When I was in college I had a lot of friends that were into the show Lost. I wasn’t into it, but I liked being around my friends. We would get together every week to watch The Office and Lost. By the time I started coming to these nights, Lost was already in season 4.
As you can imagine, I sat there like a foreign exchange student during lunchtime in the cafeteria—awkward grin on my face trying to keep up with everyone’s reactions. I had no clue what was going on. I had arrived to the “Lost movement” way too late.
For a guy who is used to being punctual, it’s hard for me to be late. I don’t like it. I don’t like showing up and not knowing what’s going on or feeling like I missed out on something.
You might say I’m insecure. Well, that’s probably because I am.
I’m 27 and not married. I’ve had tons of roommates and friends get married. I’ve done just about everything you can do in a wedding other than kiss the bride. You might not know this, but going to a wedding by yourself is not something most people usually love doing. As you get older and are still just as single, it makes you feel like you’re running late.

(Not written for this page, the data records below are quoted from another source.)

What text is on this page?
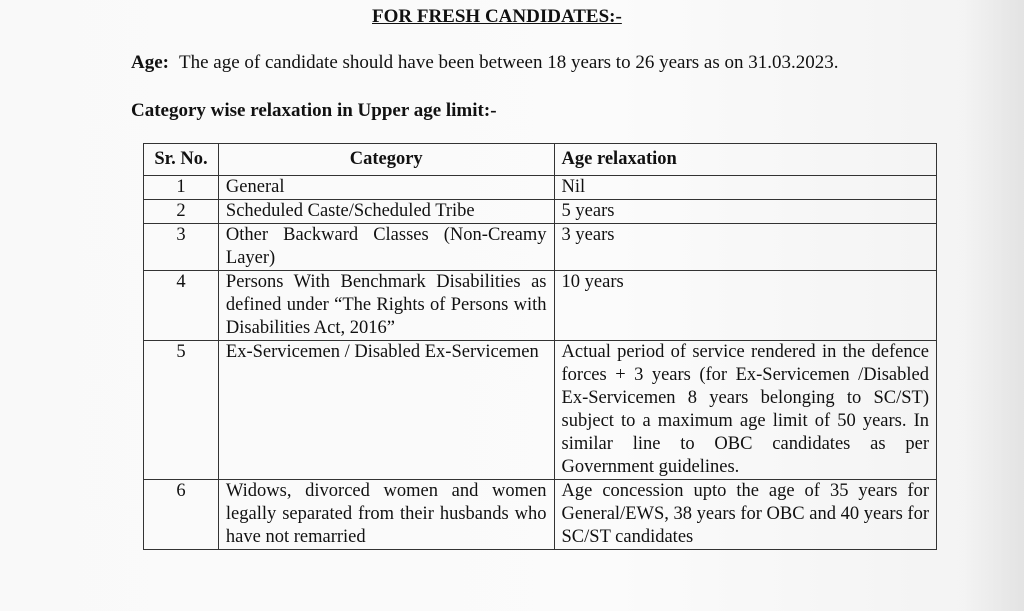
FOR FRESH CANDIDATES:-
Age: The age of candidate should have been between 18 years to 26 years as on 31.03.2023.
Category wise relaxation in Upper age limit:-
Sr. No.	Category	Age relaxation
1	General	Nil
2	Scheduled Caste/Scheduled Tribe	5 years
3	Other Backward Classes (Non-Creamy Layer)	3 years
4	Persons With Benchmark Disabilities as defined under “The Rights of Persons with Disabilities Act, 2016”	10 years
5	Ex-Servicemen / Disabled Ex-Servicemen	Actual period of service rendered in the defence forces + 3 years (for Ex-Servicemen /Disabled Ex-Servicemen 8 years belonging to SC/ST) subject to a maximum age limit of 50 years. In similar line to OBC candidates as per Government guidelines.
6	Widows, divorced women and women legally separated from their husbands who have not remarried	Age concession upto the age of 35 years for General/EWS, 38 years for OBC and 40 years for SC/ST candidates
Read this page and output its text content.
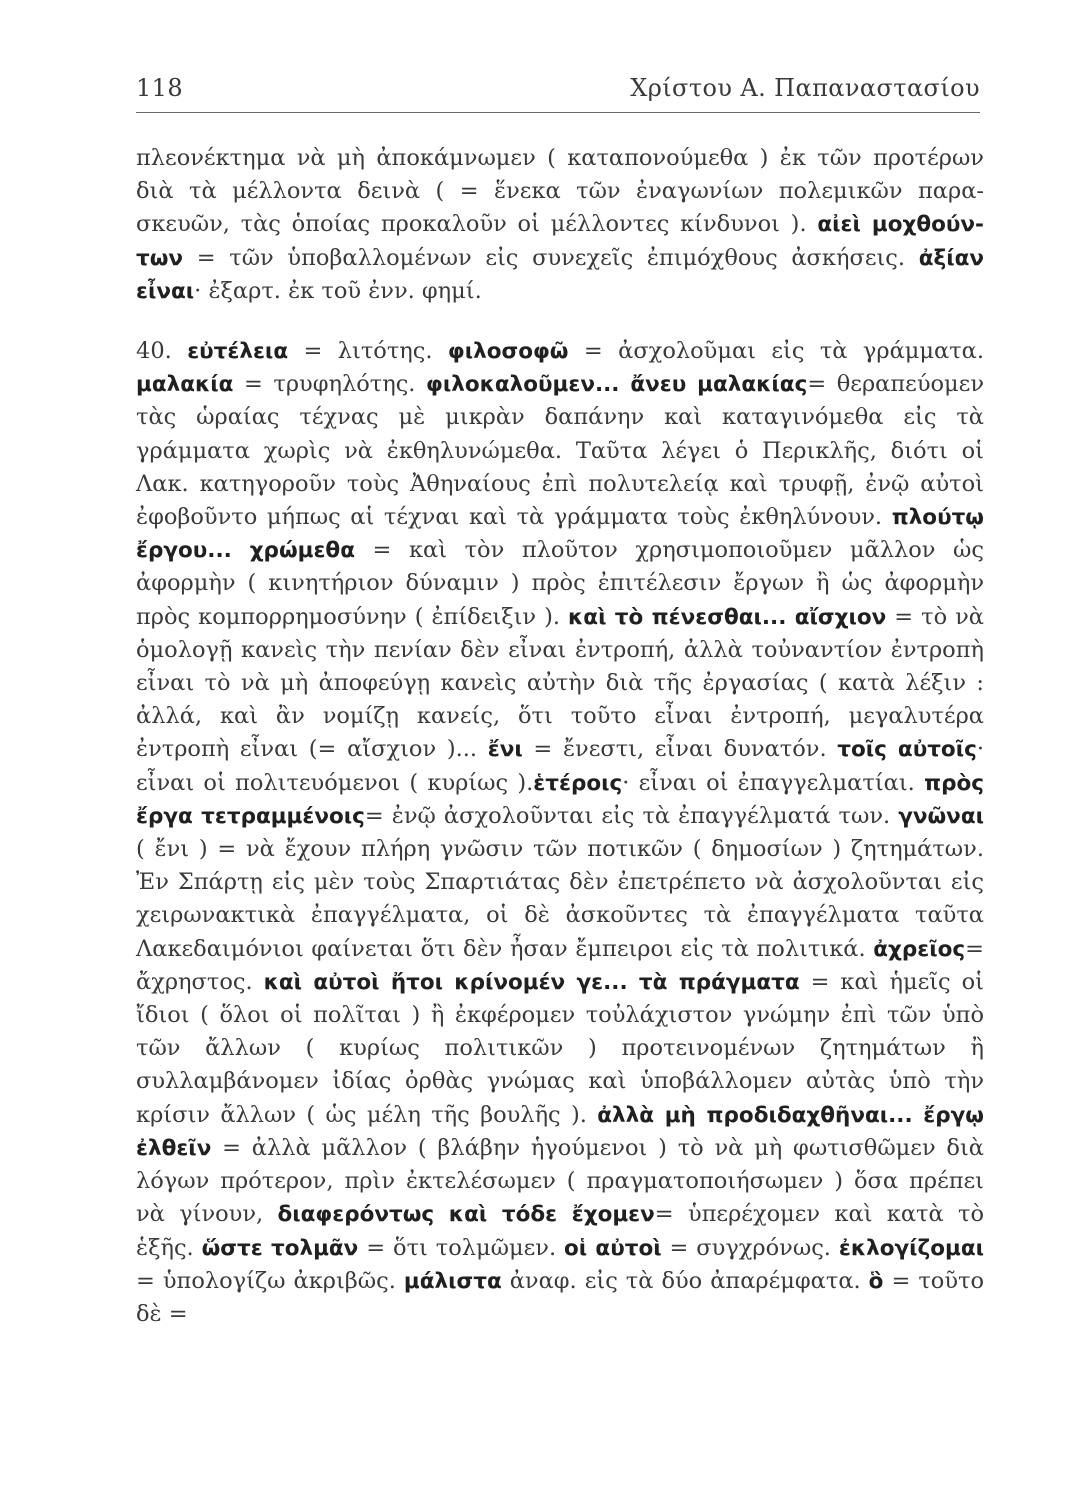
118	Χρίστου Α. Παπαναστασίου

πλεονέκτημα νὰ μὴ ἀποκάμνωμεν ( καταπονούμεθα ) ἐκ τῶν προτέρων διὰ τὰ μέλλοντα δεινὰ ( = ἕνεκα τῶν ἐναγωνίων πολεμικῶν παρασκευῶν, τὰς ὁποίας προκαλοῦν οἱ μέλλοντες κίνδυνοι ). αἰεὶ μοχθούντων = τῶν ὑποβαλλομένων εἰς συνεχεῖς ἐπιμόχθους ἀσκήσεις. ἀξίαν εἶναι· ἐξαρτ. ἐκ τοῦ ἐνν. φημί.

40. εὐτέλεια = λιτότης. φιλοσοφῶ = ἀσχολοῦμαι εἰς τὰ γράμματα. μαλακία = τρυφηλότης. φιλοκαλοῦμεν... ἄνευ μαλακίας= θεραπεύομεν τὰς ὡραίας τέχνας μὲ μικρὰν δαπάνην καὶ καταγινόμεθα εἰς τὰ γράμματα χωρὶς νὰ ἐκθηλυνώμεθα. Ταῦτα λέγει ὁ Περικλῆς, διότι οἱ Λακ. κατηγοροῦν τοὺς Ἀθηναίους ἐπὶ πολυτελείᾳ καὶ τρυφῇ, ἐνῷ αὐτοὶ ἐφοβοῦντο μήπως αἱ τέχναι καὶ τὰ γράμματα τοὺς ἐκθηλύνουν. πλούτῳ ἔργου... χρώμεθα = καὶ τὸν πλοῦτον χρησιμοποιοῦμεν μᾶλλον ὡς ἀφορμὴν ( κινητήριον δύναμιν ) πρὸς ἐπιτέλεσιν ἔργων ἢ ὡς ἀφορμὴν πρὸς κομπορρημοσύνην ( ἐπίδειξιν ). καὶ τὸ πένεσθαι... αἴσχιον = τὸ νὰ ὁμολογῇ κανεὶς τὴν πενίαν δὲν εἶναι ἐντροπή, ἀλλὰ τοὐναντίον ἐντροπὴ εἶναι τὸ νὰ μὴ ἀποφεύγῃ κανεὶς αὐτὴν διὰ τῆς ἐργασίας ( κατὰ λέξιν : ἀλλά, καὶ ἂν νομίζῃ κανείς, ὅτι τοῦτο εἶναι ἐντροπή, μεγαλυτέρα ἐντροπὴ εἶναι (= αἴσχιον )... ἔνι = ἔνεστι, εἶναι δυνατόν. τοῖς αὐτοῖς· εἶναι οἱ πολιτευόμενοι ( κυρίως ).ἑτέροις· εἶναι οἱ ἐπαγγελματίαι. πρὸς ἔργα τετραμμένοις= ἐνῷ ἀσχολοῦνται εἰς τὰ ἐπαγγέλματά των. γνῶναι ( ἔνι ) = νὰ ἔχουν πλήρη γνῶσιν τῶν ποτικῶν ( δημοσίων ) ζητημάτων. Ἐν Σπάρτῃ εἰς μὲν τοὺς Σπαρτιάτας δὲν ἐπετρέπετο νὰ ἀσχολοῦνται εἰς χειρωνακτικὰ ἐπαγγέλματα, οἱ δὲ ἀσκοῦντες τὰ ἐπαγγέλματα ταῦτα Λακεδαιμόνιοι φαίνεται ὅτι δὲν ἦσαν ἔμπειροι εἰς τὰ πολιτικά. ἀχρεῖος= ἄχρηστος. καὶ αὐτοὶ ἤτοι κρίνομέν γε... τὰ πράγματα = καὶ ἡμεῖς οἱ ἴδιοι ( ὅλοι οἱ πολῖται ) ἢ ἐκφέρομεν τοὐλάχιστον γνώμην ἐπὶ τῶν ὑπὸ τῶν ἄλλων ( κυρίως πολιτικῶν ) προτεινομένων ζητημάτων ἢ συλλαμβάνομεν ἰδίας ὀρθὰς γνώμας καὶ ὑποβάλλομεν αὐτὰς ὑπὸ τὴν κρίσιν ἄλλων ( ὡς μέλη τῆς βουλῆς ). ἀλλὰ μὴ προδιδαχθῆναι... ἔργῳ ἐλθεῖν = ἀλλὰ μᾶλλον ( βλάβην ἡγούμενοι ) τὸ νὰ μὴ φωτισθῶμεν διὰ λόγων πρότερον, πρὶν ἐκτελέσωμεν ( πραγματοποιήσωμεν ) ὅσα πρέπει νὰ γίνουν, διαφερόντως καὶ τόδε ἔχομεν= ὑπερέχομεν καὶ κατὰ τὸ ἑξῆς. ὥστε τολμᾶν = ὅτι τολμῶμεν. οἱ αὐτοὶ = συγχρόνως. ἐκλογίζομαι = ὑπολογίζω ἀκριβῶς. μάλιστα ἀναφ. εἰς τὰ δύο ἀπαρέμφατα. ὃ = τοῦτο δὲ =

In college I didn’t move to the city my university was in until my senior year of college. After graduation, it took me three years to get a decent job while my other friends were getting hired and married in what seemed to be a well-organized life schedule. Stuff like that can really make you feel like you’re late. You start panicking like the rabbit in Alice in Wonderland. Stressing out trying to get to your important date… and sometimes spontaneously breaking into song.
But what makes us feel late? What concept of time are we lining our lives up against?
I’m coming to realize the reason I can feel late is that I’m looking at someone else’s timeline. Comparing my accomplishments to theirs. Basing my idea of what success is by how much my life looks like someone else’s.
This is dangerous. People have been doing it forever, though.
In John 21, Peter and Jesus had an interesting conversation.
Peter turned and saw that the disciple whom Jesus loved [John] was following them… When Peter saw him, he asked, “Lord, what about him?” Jesus answered, “If I want him to remain alive until I return, what is that to you? You must follow me.”
Peter was comparing himself to John. He wanted to know what Jesus intended to do with John, but Jesus didn’t tell him anything about John because Jesus had a specific plan for Peter. And Peter was right where Jesus wanted him to be.
It’s easy to feel late and out of place in America. Everyone has a plan. Everyone has a better plan than yours. We can feel like we’re running late and like we’re missing out on the best parts of life.
I think if we seek God’s purpose and plan for our lives then it shouldn’t look like anyone else’s. We’re not late. We’re right on time.
If being punctual has taught me anything, it’s that being the first one at the party isn’t always the most fun. It means you have to participate in awkward conversations about how much someone’s bookshelf from IKEA cost. The smart people show up late.
Maybe it’s all right to feel a little lost in Lost.
Maybe we’re not awkwardly late.
Maybe some of us are cool enough to be fashionably late.